Italy’s 10Y bond yields climbed to new post-Turkish-mayhem highs at 3.21% today and then fell sharply back down to 3.11% on new apparent news in particular. Italy is currently the most open and painful bedsore in the side of the Eurozone and sovereign debt investors may begin to dump more bonds in anticipation of Italy being cut off from European Central Bank support in December, if the ECB indeed follows through with its plan to put a final end to its money printing program, of which Italy has been a top recipient. Today’s volatile trade on the basis of nothing raises the question whether a central bank actor or actors are surreptitiously subsidizing Italian debt in an effort to keep the Eurozone glued together. Unicredit (OTCMKTS:UNCRY), a troubled Italian bank that holds a lot of its profligate government’s sovereign debt, was down on the volatility 2.3% on the day so far. Banca Monte dei Paschi di Siena (OTCMKTS:BMPDY), the world’s oldest bank that also holds these toxic assets, is also down 2% on the Italian stock exchange.

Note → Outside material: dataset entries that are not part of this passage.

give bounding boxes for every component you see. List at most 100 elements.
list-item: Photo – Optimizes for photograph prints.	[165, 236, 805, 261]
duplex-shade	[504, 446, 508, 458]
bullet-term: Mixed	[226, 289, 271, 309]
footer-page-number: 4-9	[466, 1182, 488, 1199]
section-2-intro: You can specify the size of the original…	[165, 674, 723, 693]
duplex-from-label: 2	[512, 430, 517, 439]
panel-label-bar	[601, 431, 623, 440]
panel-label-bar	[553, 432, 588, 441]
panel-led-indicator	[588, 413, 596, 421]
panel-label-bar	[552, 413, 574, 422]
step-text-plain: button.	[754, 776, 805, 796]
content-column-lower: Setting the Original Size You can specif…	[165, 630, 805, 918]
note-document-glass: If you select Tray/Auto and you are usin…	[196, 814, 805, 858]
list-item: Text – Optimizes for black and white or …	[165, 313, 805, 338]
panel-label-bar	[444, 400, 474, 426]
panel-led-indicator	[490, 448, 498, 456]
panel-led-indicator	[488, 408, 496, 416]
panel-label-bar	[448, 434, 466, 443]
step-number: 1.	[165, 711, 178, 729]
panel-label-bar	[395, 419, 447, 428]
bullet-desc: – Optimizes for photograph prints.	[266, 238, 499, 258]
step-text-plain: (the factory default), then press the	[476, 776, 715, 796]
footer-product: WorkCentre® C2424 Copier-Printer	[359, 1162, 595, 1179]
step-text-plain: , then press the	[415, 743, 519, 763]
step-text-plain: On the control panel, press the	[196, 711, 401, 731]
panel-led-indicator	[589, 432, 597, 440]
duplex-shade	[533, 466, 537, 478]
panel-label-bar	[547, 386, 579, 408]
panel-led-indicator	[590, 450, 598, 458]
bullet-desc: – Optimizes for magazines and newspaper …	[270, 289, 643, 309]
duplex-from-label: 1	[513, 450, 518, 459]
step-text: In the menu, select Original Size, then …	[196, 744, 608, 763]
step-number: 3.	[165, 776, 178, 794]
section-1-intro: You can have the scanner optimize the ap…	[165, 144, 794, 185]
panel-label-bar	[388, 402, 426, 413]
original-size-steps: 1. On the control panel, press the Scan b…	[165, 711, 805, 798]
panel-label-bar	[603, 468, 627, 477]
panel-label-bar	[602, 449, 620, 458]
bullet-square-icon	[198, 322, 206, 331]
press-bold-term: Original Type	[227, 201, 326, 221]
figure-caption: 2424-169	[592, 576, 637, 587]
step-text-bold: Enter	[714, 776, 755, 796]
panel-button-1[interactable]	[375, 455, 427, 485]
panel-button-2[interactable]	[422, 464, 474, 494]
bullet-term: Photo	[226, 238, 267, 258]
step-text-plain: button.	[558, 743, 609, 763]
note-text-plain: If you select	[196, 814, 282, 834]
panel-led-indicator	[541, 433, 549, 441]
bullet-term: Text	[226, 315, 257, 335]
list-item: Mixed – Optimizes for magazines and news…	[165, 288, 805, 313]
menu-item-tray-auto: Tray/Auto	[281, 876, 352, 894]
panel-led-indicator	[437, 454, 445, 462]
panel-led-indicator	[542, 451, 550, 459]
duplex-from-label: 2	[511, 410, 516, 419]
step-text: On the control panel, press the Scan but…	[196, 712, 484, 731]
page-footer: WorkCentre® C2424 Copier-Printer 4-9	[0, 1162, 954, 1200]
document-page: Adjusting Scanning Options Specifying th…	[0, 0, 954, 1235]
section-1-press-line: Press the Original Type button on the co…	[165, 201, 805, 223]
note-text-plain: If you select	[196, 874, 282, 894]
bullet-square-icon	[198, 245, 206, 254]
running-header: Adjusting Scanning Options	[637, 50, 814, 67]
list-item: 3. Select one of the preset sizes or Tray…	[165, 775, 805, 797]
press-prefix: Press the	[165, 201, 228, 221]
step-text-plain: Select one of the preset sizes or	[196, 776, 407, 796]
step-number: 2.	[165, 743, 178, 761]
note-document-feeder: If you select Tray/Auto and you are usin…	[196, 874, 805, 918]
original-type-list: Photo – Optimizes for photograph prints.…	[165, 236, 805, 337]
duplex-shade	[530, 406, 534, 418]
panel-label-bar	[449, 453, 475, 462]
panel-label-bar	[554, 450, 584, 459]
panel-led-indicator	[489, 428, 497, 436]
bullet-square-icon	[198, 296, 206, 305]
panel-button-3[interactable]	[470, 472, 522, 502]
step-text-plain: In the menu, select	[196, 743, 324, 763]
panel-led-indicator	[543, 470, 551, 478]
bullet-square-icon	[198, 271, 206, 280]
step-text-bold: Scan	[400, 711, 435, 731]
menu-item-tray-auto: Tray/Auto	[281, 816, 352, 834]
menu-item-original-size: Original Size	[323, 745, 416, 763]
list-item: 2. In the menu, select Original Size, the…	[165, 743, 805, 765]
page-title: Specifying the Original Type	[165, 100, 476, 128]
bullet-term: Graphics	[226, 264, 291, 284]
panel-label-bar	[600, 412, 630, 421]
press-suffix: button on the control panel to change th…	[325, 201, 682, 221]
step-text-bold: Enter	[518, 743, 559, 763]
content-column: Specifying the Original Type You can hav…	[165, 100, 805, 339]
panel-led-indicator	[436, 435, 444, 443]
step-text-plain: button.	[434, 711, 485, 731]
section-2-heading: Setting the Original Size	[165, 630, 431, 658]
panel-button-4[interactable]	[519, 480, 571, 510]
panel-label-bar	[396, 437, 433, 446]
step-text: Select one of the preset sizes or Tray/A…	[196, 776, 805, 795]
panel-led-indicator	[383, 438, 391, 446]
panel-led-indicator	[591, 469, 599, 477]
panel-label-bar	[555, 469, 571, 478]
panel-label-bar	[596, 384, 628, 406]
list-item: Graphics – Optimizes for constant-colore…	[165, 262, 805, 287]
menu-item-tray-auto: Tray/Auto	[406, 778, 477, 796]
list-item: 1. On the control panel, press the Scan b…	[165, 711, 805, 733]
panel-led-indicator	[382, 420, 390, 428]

Morgan Stanley Sticks to Bearish Outlook

Chief US equity stategist at Morgan Stanley (NYSE:MS) Michael Wilson is sticking to his bearish outlook on the major US stock indexes, saying that “Over the past two months, the U.S. equity market has moved decidedly more defensive and value is showing more persistent performance versus growth…weak breadth and underperformance in former tech leaders are worrying signs, according to him.“The message? The market seems to be (rightly in our view) worried about growth slowing later this year and next. The causes of the slowdown are obvious — tough comparisons, Fed tightening, cost pressures mounting, and the risk of trade tensions turning more consequential.”

Bear markets only start from bull market highs after all.

Related tickers: (NYSERCA:SPY) (NYSEARCA:QQQ) (NYSEARCA:DIA)

Iran Sanctions Already Successful in Further Radicalizing The Country

US sanctions against Iran are already doing their job of further radicalizing the Islamic republic’s political leadership. Iran’s parliament voted yesterday to reject President Rouhani’s explanations for hyperinflation and economic hardship in the country. This is widely seen to strengthen Iran’s hardline nationalist faction that will likely lash out against the US even further in frustration and bitterness. Iran’s currency the Rial has lost half its value versus the US dollar since 2013. Full sanctions against Iran’s oil exports will be taking effect after the midterm elections in the US, so the situation in Iran is likely to get much worse before it gets better. Who will lead the country when things get really bad? Perhaps it’s best not to think about.